I stuck the okra in the refrigerator the night before theorizing a slow thaw would be better. The next day I put up 14 qts of whole kernel corn first in my pressure canner.

Saving the best for last I pulled the okra out of the refrigerator. Keen observation indicated some were still frozen and some were turning dark. Undaunted, I ventured forth. I washed the okra and did not trim the okra at all to prevent slimation. I packed my jars and filled them with my pickling brine.

















In the jars they did look rather good. Hope sprang eternal and I sallied forth in to the boiling water bath. 15 Minutes at a good rolling boil and 5 minutes with the heat off and I popped them out of the water trying to prevent over processing.

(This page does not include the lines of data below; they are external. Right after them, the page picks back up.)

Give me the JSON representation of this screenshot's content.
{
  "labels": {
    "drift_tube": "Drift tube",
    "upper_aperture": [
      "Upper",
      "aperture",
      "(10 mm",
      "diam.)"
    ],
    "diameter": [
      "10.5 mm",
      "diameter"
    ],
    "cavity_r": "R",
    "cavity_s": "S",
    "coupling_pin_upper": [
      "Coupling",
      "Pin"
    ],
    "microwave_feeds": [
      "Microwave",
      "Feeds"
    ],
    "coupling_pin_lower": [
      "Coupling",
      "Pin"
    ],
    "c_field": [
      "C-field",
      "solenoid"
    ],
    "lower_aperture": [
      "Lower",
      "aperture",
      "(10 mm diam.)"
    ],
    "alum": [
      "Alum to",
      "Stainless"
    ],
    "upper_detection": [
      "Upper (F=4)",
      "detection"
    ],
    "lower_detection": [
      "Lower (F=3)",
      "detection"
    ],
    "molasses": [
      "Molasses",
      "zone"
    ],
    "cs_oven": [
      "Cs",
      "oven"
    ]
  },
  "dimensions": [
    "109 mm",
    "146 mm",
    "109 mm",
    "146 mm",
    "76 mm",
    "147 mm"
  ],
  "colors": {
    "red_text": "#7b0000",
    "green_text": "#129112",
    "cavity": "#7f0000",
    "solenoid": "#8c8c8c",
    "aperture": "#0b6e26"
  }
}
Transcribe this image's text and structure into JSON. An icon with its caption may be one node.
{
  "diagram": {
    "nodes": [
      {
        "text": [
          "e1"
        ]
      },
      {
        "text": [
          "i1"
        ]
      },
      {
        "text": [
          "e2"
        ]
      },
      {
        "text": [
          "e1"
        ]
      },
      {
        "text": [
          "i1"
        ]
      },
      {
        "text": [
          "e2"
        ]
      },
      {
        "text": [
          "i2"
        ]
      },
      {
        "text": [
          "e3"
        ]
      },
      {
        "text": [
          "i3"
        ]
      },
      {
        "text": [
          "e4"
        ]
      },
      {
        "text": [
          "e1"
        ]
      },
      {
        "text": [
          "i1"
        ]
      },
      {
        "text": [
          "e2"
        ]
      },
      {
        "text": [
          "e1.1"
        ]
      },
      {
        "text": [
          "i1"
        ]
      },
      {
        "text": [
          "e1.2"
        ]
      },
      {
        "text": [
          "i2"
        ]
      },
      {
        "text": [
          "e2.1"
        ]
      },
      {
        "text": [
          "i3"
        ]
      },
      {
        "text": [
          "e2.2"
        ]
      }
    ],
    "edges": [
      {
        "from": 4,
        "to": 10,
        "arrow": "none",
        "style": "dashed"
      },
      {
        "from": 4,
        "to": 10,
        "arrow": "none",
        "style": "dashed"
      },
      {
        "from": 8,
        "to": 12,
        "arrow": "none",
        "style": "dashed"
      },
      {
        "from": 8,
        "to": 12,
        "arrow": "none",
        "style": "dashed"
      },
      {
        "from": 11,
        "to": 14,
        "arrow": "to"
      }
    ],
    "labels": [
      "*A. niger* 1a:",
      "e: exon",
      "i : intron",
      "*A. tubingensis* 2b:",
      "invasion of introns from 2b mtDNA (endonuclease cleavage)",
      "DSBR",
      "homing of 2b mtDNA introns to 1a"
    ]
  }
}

Now, all I have to do is wait a couple of weeks for the spices to take and the proof will be in the pudding or in this case the okra.


----------



## Pam in KY (Jul 26, 2011)

Very interesting - please keep us posted. I'm a big fan of okra, but sliced/breaded & fried is my preference. This is a stupid question, but since the okra is "pickled" will it have the vinegary taste associated with cuc pickles? As you can tell, I've never pickled anything in my life - except maybe my liver when I was much younger. lol


----------



## Mesa Goat Man (May 12, 2012)

Because of the spices but Okra has its own flavor to. Happy to report all jars s:clap:ealed properly


----------



## Marianne (Feb 22, 2009)

I pickle okra, can it, too, but my favorite way of freezing it is to just put washed and dried okra into a paper bag (like a lunch bag) in meal-sized amts., then a # of bags into one of those heavier paper bags from the grocer's, and into the freezer. Tastes like fresh when used. If you want to fry it, just slice before it's completely thawed. No freezer burn just in the paper bags, either.


----------